Daunte Wright was driving in his car through Brooklyn Center, Minnesota, two days ago when police officers pulled him over and later fatally shot him. This isn’t the first time cops have used excessive or fatal force against a Black person. In fact, just 10 miles away from where Wright died, former Minneapolis police officer Derek Chauvin was on trial for murder after kneeling on George Floyd’s neck for more than nine minutes last year.
Floyd’s death sparked a massive movement against police brutality and a sweeping shift in public opinion. And while it’s possible that in the wake of the latest tragedy, public support for reforming policing might increase again, new calls for change face a significant obstacle in public opinion. Gains in support for reform, especially among white Americans, tend to be fleeting, and there’s no consensus on what type of reforms the public wants.

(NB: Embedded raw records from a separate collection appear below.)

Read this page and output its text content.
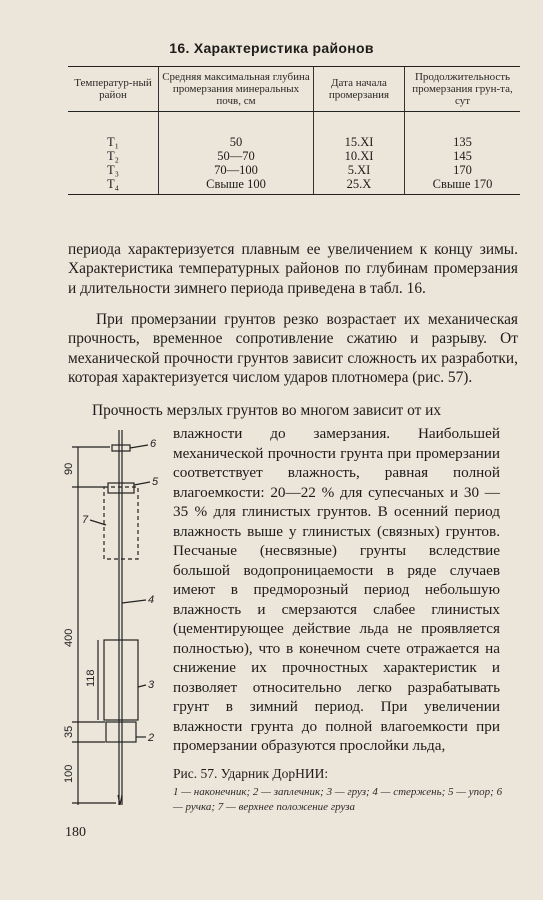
16. Характеристика районов
Температур-ный район	Средняя максимальная глубина промерзания минеральных почв, см	Дата начала промерзания	Продолжительность промерзания грун-та, сут
Т₁	50	15.XI	135
Т₂	50—70	10.XI	145
Т₃	70—100	5.XI	170
Т₄	Свыше 100	25.X	Свыше 170

периода характеризуется плавным ее увеличением к концу зимы. Характеристика температурных районов по глубинам промерзания и длительности зимнего периода приведена в табл. 16.

При промерзании грунтов резко возрастает их механическая прочность, временное сопротивление сжатию и разрыву. От механической прочности грунтов зависит сложность их разработки, которая характеризуется числом ударов плотномера (рис. 57).

Прочность мерзлых грунтов во многом зависит от их

влажности до замерзания. Наибольшей механической прочности грунта при промерзании соответствует влажность, равная полной влагоемкости: 20—22 % для супесчаных и 30 — 35 % для глинистых грунтов. В осенний период влажность выше у глинистых (связных) грунтов. Песчаные (несвязные) грунты вследствие большой водопроницаемости в ряде случаев имеют в предморозный период небольшую влажность и смерзаются слабее глинистых (цементирующее действие льда не проявляется полностью), что в конечном счете отражается на снижение их прочностных характеристик и позволяет относительно легко разрабатывать грунт в зимний период. При увеличении влажности грунта до полной влагоемкости при промерзании образуются прослойки льда,

90
400
118
35
100
6
5
7
4
3
2
Рис. 57. Ударник ДорНИИ:
1 — наконечник; 2 — заплечник; 3 — груз; 4 — стержень; 5 — упор; 6 — ручка; 7 — верхнее положение груза
180
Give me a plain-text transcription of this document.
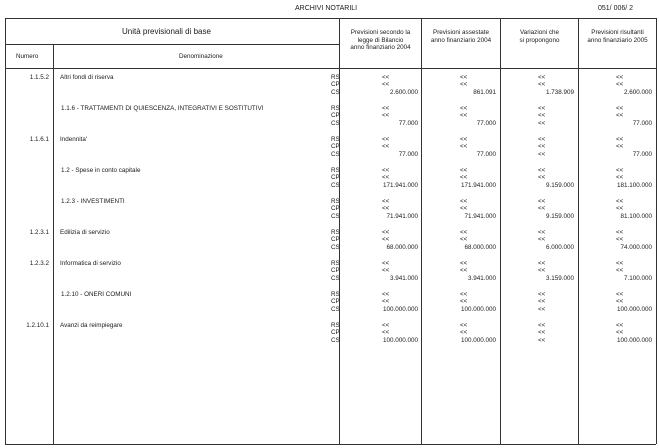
ARCHIVI NOTARILI	051/ 006/ 2
Unità previsionali di base
Numero	Denominazione
Previsioni secondo la
legge di Bilancio
anno finanziario 2004
Previsioni assestate
anno finanziario 2004
Variazioni che
si propongono
Previsioni risultanti
anno finanziario 2005
1.1.5.2 Altri fondi di riserva	RS	<<	<<	<<	<<
CP	<<	<<	<<	<<
CS	2.600.000	861.091	1.738.909	2.600.000
1.1.6 - TRATTAMENTI DI QUIESCENZA, INTEGRATIVI E SOSTITUTIVI	RS	<<	<<	<<	<<
CP	<<	<<	<<	<<
CS	77.000	77.000	<<	77.000
1.1.6.1 Indennita'	RS	<<	<<	<<	<<
CP	<<	<<	<<	<<
CS	77.000	77.000	<<	77.000
1.2 - Spese in conto capitale	RS	<<	<<	<<	<<
CP	<<	<<	<<	<<
CS	171.941.000	171.941.000	9.159.000	181.100.000
1.2.3 - INVESTIMENTI	RS	<<	<<	<<	<<
CP	<<	<<	<<	<<
CS	71.941.000	71.941.000	9.159.000	81.100.000
1.2.3.1 Edilizia di servizio	RS	<<	<<	<<	<<
CP	<<	<<	<<	<<
CS	68.000.000	68.000.000	6.000.000	74.000.000
1.2.3.2 Informatica di servizio	RS	<<	<<	<<	<<
CP	<<	<<	<<	<<
CS	3.941.000	3.941.000	3.159.000	7.100.000
1.2.10 - ONERI COMUNI	RS	<<	<<	<<	<<
CP	<<	<<	<<	<<
CS	100.000.000	100.000.000	<<	100.000.000
1.2.10.1 Avanzi da reimpiegare	RS	<<	<<	<<	<<
CP	<<	<<	<<	<<
CS	100.000.000	100.000.000	<<	100.000.000
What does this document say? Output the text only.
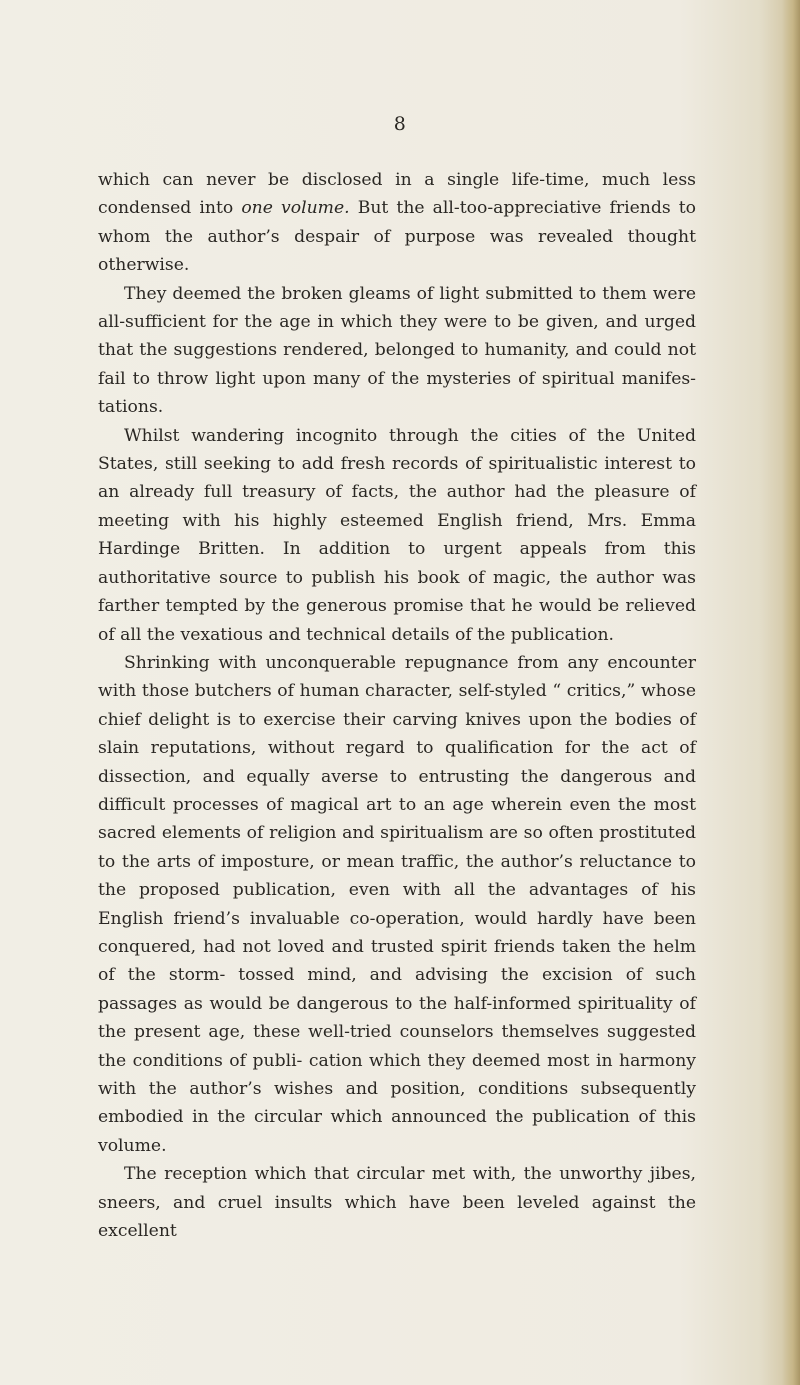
8

which can never be disclosed in a single life-time, much less condensed into one volume. But the all-too-appreciative friends to whom the author’s despair of purpose was revealed thought otherwise.

They deemed the broken gleams of light submitted to them were all-sufficient for the age in which they were to be given, and urged that the suggestions rendered, belonged to humanity, and could not fail to throw light upon many of the mysteries of spiritual manifes- tations.

Whilst wandering incognito through the cities of the United States, still seeking to add fresh records of spiritualistic interest to an already full treasury of facts, the author had the pleasure of meeting with his highly esteemed English friend, Mrs. Emma Hardinge Britten. In addition to urgent appeals from this authoritative source to publish his book of magic, the author was farther tempted by the generous promise that he would be relieved of all the vexatious and technical details of the publication.

Shrinking with unconquerable repugnance from any encounter with those butchers of human character, self-styled “ critics,” whose chief delight is to exercise their carving knives upon the bodies of slain reputations, without regard to qualification for the act of dissection, and equally averse to entrusting the dangerous and difficult processes of magical art to an age wherein even the most sacred elements of religion and spiritualism are so often prostituted to the arts of imposture, or mean traffic, the author’s reluctance to the proposed publication, even with all the advantages of his English friend’s invaluable co-operation, would hardly have been conquered, had not loved and trusted spirit friends taken the helm of the storm- tossed mind, and advising the excision of such passages as would be dangerous to the half-informed spirituality of the present age, these well-tried counselors themselves suggested the conditions of publi- cation which they deemed most in harmony with the author’s wishes and position, conditions subsequently embodied in the circular which announced the publication of this volume.

The reception which that circular met with, the unworthy jibes, sneers, and cruel insults which have been leveled against the excellent
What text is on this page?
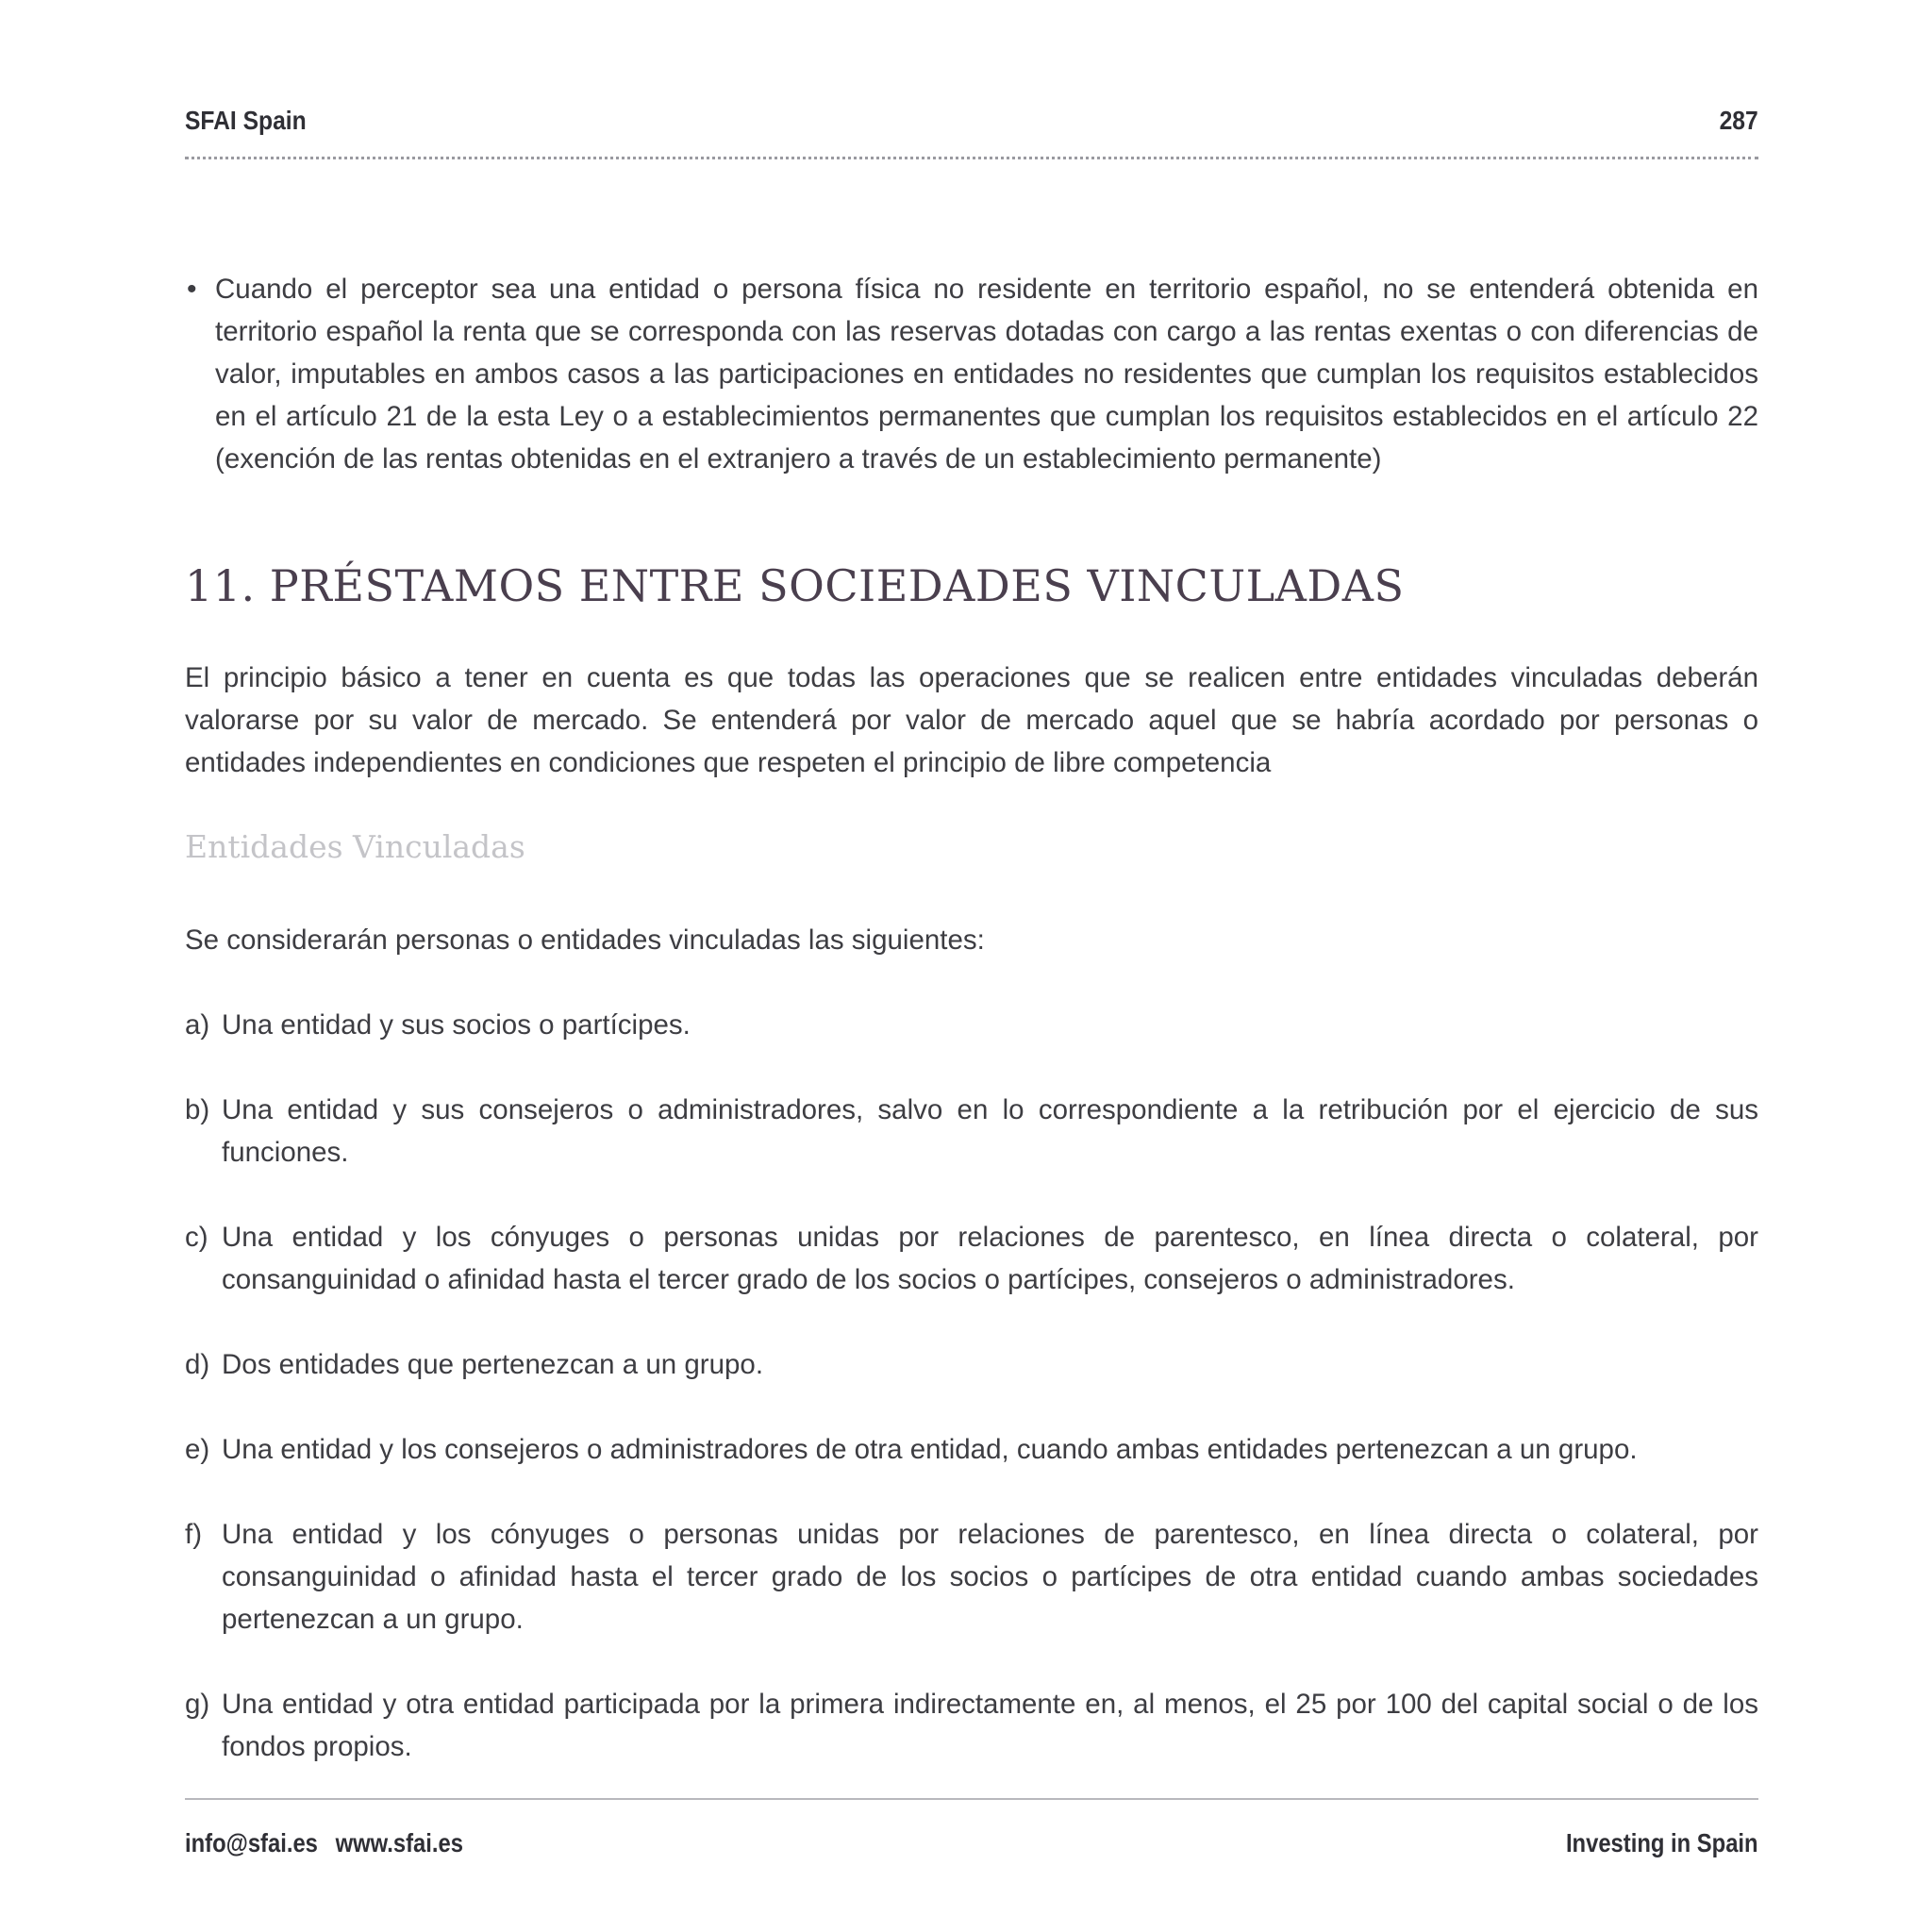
SFAI Spain	287
• Cuando el perceptor sea una entidad o persona física no residente en territorio español, no se entenderá obtenida en territorio español la renta que se corresponda con las reservas dotadas con cargo a las rentas exentas o con diferencias de valor, imputables en ambos casos a las participaciones en entidades no residentes que cumplan los requisitos establecidos en el artículo 21 de la esta Ley o a establecimientos permanentes que cumplan los requisitos establecidos en el artículo 22 (exención de las rentas obtenidas en el extranjero a través de un establecimiento permanente)
11. PRÉSTAMOS ENTRE SOCIEDADES VINCULADAS
El principio básico a tener en cuenta es que todas las operaciones que se realicen entre entidades vinculadas deberán valorarse por su valor de mercado. Se entenderá por valor de mercado aquel que se habría acordado por personas o entidades independientes en condiciones que respeten el principio de libre competencia
Entidades Vinculadas
Se considerarán personas o entidades vinculadas las siguientes:
a) Una entidad y sus socios o partícipes.
b) Una entidad y sus consejeros o administradores, salvo en lo correspondiente a la retribución por el ejercicio de sus funciones.
c) Una entidad y los cónyuges o personas unidas por relaciones de parentesco, en línea directa o colateral, por consanguinidad o afinidad hasta el tercer grado de los socios o partícipes, consejeros o administradores.
d) Dos entidades que pertenezcan a un grupo.
e) Una entidad y los consejeros o administradores de otra entidad, cuando ambas entidades pertenezcan a un grupo.
f) Una entidad y los cónyuges o personas unidas por relaciones de parentesco, en línea directa o colateral, por consanguinidad o afinidad hasta el tercer grado de los socios o partícipes de otra entidad cuando ambas sociedades pertenezcan a un grupo.
g) Una entidad y otra entidad participada por la primera indirectamente en, al menos, el 25 por 100 del capital social o de los fondos propios.
info@sfai.es www.sfai.es	Investing in Spain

Eleven months after Floyd’s death, support for the Black Lives Matter movement has fallen, while America’s trust in law enforcement has risen. Sixty-nine percent of Americans, according to a USA Today/Ipsos survey from March, now trust local police and law enforcement to promote justice and equal treatment of all races versus 56 percent who felt the same way last June.
Meanwhile, in the almost four years Civiqs has been asking about support for the Black Lives Matter movement, a majority of white people have never supported the movement.1 Support peaked at 43 percent last June, just days after Floyd’s death. Since then, white Americans’ support for the movement has dipped back down to roughly where it was before Floyd’s death and is currently at 37 percent.
Some of the biggest drops in support among white Americans occurred among older people (between the ages of 50 and 64), Republicans and men. Black Americans, meanwhile, have remained steady in their support of the movement. Overall, 85 percent of Black Americans say they support Black Lives Matter, compared to 88 percent last year. And that cuts across age, education and gender.
The reasons for the decline in support among white Americans are myriad. Some experts have chalked it up to a decline in protests and less media coverage of ongoing calls for police reform, making it easier for white people to tune out issues of police brutality. It’s also worth noting, of course, that many protests for Black and civil rights start off unpopular, and people’s perception of the current movement might change over time; white Americans have gradually become more liberal on issues of race, for instance. (Public opinion tends to ebb and flow with tragedy, too, a trend we’ve seen in recent years with the debate over gun control.)
It’s a stark reminder, though, that despite the heavy media coverage the Chauvin trial has received in its first three weeks, its outcome is anything but certain. As we’ve written before, it’s uncommon for police officers to face legal consequences for excessive force. While a majority of Americans (57 percent) think Chauvin should be found guilty, according to a recent Economist/YouGov poll, 56 percent of registered voters told Morning Consult in a separate poll that they’re not following the trial closely. Twenty-one percent said it was because they didn’t think anything will change.
But even if Chauvin is convicted, it’s unlikely policing will fundamentally change in the U.S. Not only is public opinion variable, leading lawmakers to back off reform, law enforcement is often reluctant to admit wrongdoing toward Black people.